Food that we’ve been making at home (my partner Luke and I):
- Overnight oats. I’ve been using 1/4 cup rolled oats, 1/2 cup of vanilla almond milk, some honey, 1-2 tablespoons chia seeds, 1 tablespoon cocoa powder, a pinch of salt, and some chocolate chips as my base recipe. When it’s ready in the morning, I usually add some banana, walnuts, and whatever else we have in the pantry (sometimes berries, sometimes dragonfruit, sometimes different types of chocolate or nuts). You can also add flaxseed and psyllium husk for extra fibre.
- My own electrolyte drinks – I’ve made a kiwifruit one, which is 2 green kiwifruit, 1/2 cucumber, 2 cups of coconut, honey, lime juice, and either salt/electrolyte salt. I also made a plum one, which wasn’t as nice.
- More anti-inflammatory dinners like fish with spicy wedges and salad, and we also had a kind of deconstructed chicken souvalki the other night, where Luke made flatbread, lemon chicken, and Greek salad. Oh, we also had our own version of teriyaki katsu chicken (yay protein).

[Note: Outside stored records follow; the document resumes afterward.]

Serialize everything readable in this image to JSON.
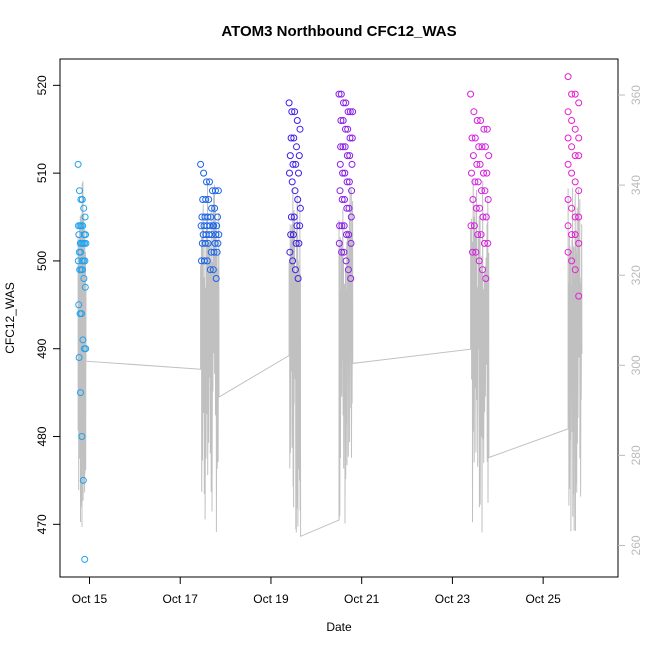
{
  "chart_data": {
    "type": "scatter",
    "title": "ATOM3 Northbound CFC12_WAS",
    "xlabel": "Date",
    "ylabel": "CFC12_WAS",
    "x_range_days": [
      14.35,
      26.65
    ],
    "y_range": [
      464,
      523
    ],
    "y2_range": [
      253,
      368
    ],
    "x_ticks": [
      {
        "label": "Oct 15",
        "day": 15
      },
      {
        "label": "Oct 17",
        "day": 17
      },
      {
        "label": "Oct 19",
        "day": 19
      },
      {
        "label": "Oct 21",
        "day": 21
      },
      {
        "label": "Oct 23",
        "day": 23
      },
      {
        "label": "Oct 25",
        "day": 25
      }
    ],
    "y_ticks": [
      470,
      480,
      490,
      500,
      510,
      520
    ],
    "y2_ticks": [
      260,
      280,
      300,
      320,
      340,
      360
    ],
    "colors": {
      "line": "#c0c0c0",
      "axis": "#000000",
      "right_axis": "#bbbbbb"
    },
    "flights": [
      {
        "day_start": 14.75,
        "day_end": 14.92,
        "color": "#1fa2f0",
        "values": [
          511,
          508,
          507,
          507,
          506,
          505,
          504,
          504,
          504,
          504,
          503,
          503,
          503,
          502,
          502,
          502,
          502,
          502,
          501,
          501,
          500,
          500,
          500,
          500,
          499,
          499,
          499,
          498,
          497,
          495,
          494,
          494,
          491,
          490,
          490,
          489,
          485,
          480,
          475,
          466
        ]
      },
      {
        "day_start": 17.45,
        "day_end": 17.85,
        "color": "#1864ea",
        "values": [
          511,
          510,
          509,
          509,
          508,
          508,
          508,
          507,
          507,
          507,
          506,
          506,
          505,
          505,
          505,
          505,
          505,
          504,
          504,
          504,
          504,
          504,
          504,
          504,
          503,
          503,
          503,
          503,
          503,
          503,
          502,
          502,
          502,
          502,
          502,
          501,
          501,
          501,
          500,
          500,
          500,
          499,
          499,
          498
        ]
      },
      {
        "day_start": 19.4,
        "day_end": 19.65,
        "color": "#3d1fe8",
        "values": [
          518,
          517,
          517,
          516,
          515,
          514,
          514,
          513,
          512,
          512,
          511,
          511,
          510,
          510,
          509,
          508,
          507,
          506,
          505,
          505,
          504,
          504,
          503,
          503,
          502,
          502,
          501,
          500,
          499,
          498
        ]
      },
      {
        "day_start": 20.5,
        "day_end": 20.8,
        "color": "#8a1fe6",
        "values": [
          519,
          519,
          518,
          518,
          517,
          517,
          517,
          516,
          516,
          515,
          515,
          514,
          514,
          513,
          513,
          513,
          512,
          512,
          511,
          511,
          510,
          510,
          509,
          509,
          508,
          508,
          507,
          507,
          506,
          506,
          505,
          504,
          504,
          504,
          503,
          503,
          502,
          502,
          501,
          501,
          500,
          499,
          498
        ]
      },
      {
        "day_start": 23.4,
        "day_end": 23.8,
        "color": "#d61fe0",
        "values": [
          519,
          517,
          516,
          516,
          515,
          515,
          514,
          514,
          513,
          513,
          513,
          512,
          512,
          511,
          511,
          510,
          510,
          510,
          509,
          509,
          508,
          508,
          507,
          507,
          506,
          506,
          505,
          505,
          504,
          504,
          503,
          503,
          502,
          502,
          501,
          501,
          500,
          499,
          498
        ]
      },
      {
        "day_start": 25.55,
        "day_end": 25.85,
        "color": "#e61fd2",
        "values": [
          521,
          519,
          519,
          518,
          517,
          516,
          515,
          514,
          514,
          513,
          512,
          512,
          511,
          510,
          509,
          508,
          507,
          506,
          505,
          505,
          504,
          503,
          503,
          502,
          501,
          500,
          499,
          496
        ]
      }
    ]
  }
}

- My go-to lunch at the moment is a toastie with roast turkey breast, avocado, cranberry sauce, Dijon mustard, and Swiss cheese. So delicious. I usually have it with sourdough, but I didn’t take a picture, so you get the white bread one instead, haha.











I haven’t been making much ice cream lately, but I definitely want to get back into it. I can’t think of my next flavour to try. Any suggestions are welcome!! Thank you for reading!